Now of course, dictionaries date back to Sumerian times, but for the words of the English language, we look back to Samuel Johnson’s 1755 Dictionary – a work which showed us that the understanding of words can be leavened with a little wit. Take Johnson's description of “lexicographer”, defined in his dictionary as; "A writer of dictionaries, a harmless drudge, but busies himself in tracing the original and detailing the signification of words."
This dictionary today, as you've heard, includes some wonderful new Australian words; “callithumpian”, “rurosexual”, “sea changer”. It includes Indigenous words; “bilma” – a clapstick, “gubinge” – a kind of plum, “migaloo” – a white person.
It includes some wonderful phrases and idioms; “doesn't know whether he's Arthur or Martha”, “your blood's worth bottling”, “do a Bradbury”, “carry on like a pork chop”, “happy as a bastard on father’s day”, “straight to the pool room”, “wouldn't know if a tram was up him unless the conductor rang the bell”.
To read a dictionary like this is to delight in the richness of the Australian language, and to recognise that it is a language that is always changing. The greatest changer of the English language is, of course, Shakespeare – who introduced some 1700 words into our language, including “blushing”, “bump”, “buzzer”, “compromise”, “countless”, “equivocal”, “elbow”, “label”, “lonely”, “mountaineer”, “ode”, “scuffle” and “secure”. Indeed, Shakespeare introduced so many words into the English language that praising him has its own word: “bardolatry”.
To recognise the value of language is also to recognise those who've worked to shape it in the most beautiful ways. I love reading Roald Dahl to my boys. Those words created in Charlie and the Chocolate Factory. But going further still is the children's writer Louis Carroll who has brought to the English language words like “chortle”, “frabjous”, and “mimsy”. He created the word “portmanteau”, which is of course the way in which he built his words, and indeed an inspiration for others who would build words themselves.
And then there's those words that will probably never find their way into this book. I refer, of course, to Douglas Adams' Meaning of Liff – a dictionary designed for words that really should be in the English language but aren't.

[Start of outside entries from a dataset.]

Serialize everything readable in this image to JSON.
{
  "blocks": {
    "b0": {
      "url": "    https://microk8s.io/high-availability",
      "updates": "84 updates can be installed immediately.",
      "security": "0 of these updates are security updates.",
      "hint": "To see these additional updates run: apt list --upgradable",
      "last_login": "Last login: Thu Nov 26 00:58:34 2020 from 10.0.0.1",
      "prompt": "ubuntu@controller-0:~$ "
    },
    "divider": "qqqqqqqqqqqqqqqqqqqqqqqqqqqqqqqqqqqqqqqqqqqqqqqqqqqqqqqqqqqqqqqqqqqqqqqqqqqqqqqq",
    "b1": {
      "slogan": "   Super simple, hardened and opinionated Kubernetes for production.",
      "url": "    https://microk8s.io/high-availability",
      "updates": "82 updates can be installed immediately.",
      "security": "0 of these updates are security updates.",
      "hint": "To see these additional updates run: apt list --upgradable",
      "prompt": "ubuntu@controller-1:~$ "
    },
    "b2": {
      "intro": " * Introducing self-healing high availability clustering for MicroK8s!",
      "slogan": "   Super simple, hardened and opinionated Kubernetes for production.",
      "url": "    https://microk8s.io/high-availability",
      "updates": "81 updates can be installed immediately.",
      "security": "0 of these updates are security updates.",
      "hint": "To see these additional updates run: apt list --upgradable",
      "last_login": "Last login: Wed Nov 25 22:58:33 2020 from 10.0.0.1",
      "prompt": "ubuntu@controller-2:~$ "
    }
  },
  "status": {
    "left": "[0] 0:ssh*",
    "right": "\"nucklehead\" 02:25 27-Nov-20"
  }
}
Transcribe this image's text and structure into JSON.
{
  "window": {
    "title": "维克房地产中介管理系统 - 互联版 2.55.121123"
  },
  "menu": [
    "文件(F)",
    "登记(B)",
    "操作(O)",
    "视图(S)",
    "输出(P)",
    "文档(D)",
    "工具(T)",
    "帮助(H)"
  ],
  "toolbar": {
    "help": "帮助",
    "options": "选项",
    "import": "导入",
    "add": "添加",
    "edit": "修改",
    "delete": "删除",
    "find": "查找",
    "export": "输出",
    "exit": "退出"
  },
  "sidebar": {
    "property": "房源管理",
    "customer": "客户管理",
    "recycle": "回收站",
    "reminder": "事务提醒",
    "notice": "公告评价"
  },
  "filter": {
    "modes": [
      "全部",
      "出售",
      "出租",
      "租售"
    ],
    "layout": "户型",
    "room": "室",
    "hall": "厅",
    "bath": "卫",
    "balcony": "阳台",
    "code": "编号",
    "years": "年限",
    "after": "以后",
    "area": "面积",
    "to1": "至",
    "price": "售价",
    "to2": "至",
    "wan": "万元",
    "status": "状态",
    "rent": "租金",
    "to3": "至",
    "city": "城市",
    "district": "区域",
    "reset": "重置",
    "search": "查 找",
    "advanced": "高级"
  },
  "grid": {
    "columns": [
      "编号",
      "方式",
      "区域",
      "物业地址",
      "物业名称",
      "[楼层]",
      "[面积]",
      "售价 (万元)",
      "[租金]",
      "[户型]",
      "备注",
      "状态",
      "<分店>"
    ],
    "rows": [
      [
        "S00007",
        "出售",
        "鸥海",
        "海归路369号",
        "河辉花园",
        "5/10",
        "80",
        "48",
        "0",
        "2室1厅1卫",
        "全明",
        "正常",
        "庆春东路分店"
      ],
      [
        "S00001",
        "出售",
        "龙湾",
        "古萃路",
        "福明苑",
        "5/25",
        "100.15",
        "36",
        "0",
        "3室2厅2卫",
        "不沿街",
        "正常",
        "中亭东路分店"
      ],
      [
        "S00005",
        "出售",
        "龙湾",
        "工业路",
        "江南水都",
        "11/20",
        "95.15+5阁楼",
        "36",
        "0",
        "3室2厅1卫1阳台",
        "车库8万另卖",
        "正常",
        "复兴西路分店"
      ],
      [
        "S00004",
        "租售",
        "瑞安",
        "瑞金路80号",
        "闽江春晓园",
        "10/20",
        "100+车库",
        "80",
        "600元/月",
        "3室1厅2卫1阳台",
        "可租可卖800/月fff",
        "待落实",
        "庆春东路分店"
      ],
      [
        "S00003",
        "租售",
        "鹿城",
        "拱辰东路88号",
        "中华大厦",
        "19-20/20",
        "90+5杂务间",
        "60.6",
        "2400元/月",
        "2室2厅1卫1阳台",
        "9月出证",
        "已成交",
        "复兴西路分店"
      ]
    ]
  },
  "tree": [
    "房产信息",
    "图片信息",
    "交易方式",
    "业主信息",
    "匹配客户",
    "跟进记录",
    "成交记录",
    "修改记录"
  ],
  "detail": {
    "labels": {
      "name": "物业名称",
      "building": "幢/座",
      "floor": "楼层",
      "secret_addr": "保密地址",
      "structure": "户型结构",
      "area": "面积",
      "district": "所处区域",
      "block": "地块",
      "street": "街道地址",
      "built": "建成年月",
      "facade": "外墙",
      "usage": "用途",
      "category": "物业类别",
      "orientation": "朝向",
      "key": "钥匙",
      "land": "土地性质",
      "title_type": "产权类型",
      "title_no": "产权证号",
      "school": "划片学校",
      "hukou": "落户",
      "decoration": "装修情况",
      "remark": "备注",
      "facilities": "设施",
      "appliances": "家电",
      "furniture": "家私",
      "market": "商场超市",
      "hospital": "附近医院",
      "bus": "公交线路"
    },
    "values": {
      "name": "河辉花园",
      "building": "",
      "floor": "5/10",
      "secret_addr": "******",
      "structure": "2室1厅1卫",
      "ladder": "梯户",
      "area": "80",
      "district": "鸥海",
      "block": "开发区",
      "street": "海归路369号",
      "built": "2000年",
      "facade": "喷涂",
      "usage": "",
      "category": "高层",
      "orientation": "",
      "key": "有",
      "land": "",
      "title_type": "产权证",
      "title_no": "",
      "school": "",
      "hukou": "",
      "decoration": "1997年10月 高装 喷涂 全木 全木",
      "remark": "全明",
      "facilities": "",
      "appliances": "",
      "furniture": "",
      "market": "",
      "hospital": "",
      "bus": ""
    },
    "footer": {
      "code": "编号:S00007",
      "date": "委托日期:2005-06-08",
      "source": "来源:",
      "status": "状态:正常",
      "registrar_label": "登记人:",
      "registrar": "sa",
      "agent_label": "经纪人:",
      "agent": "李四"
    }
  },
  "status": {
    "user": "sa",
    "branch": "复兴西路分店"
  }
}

Words such as “alcoy” – wanting to be bullied into having another drink, “brindle” – to remember suddenly where you're meant to be going after you've been driving for ten minutes, “coodardy” – to be astounded at what you've just managed to get away with, “darvel” – to hold out for a better invitation until the last minute, “fiunary” – the safe place you put something and forgot where it was, and “gaffney” – somebody who deliberately misunderstands things for what he hopes is humorous effect.
I may have spoken too long today. If so, you can accuse me of having “Logorrhoea”. But it is, as a speaker, a great joy to be here today to be launching the second edition of the Oxford’s Australian National Dictionary. And may the third edition not be 28 years away.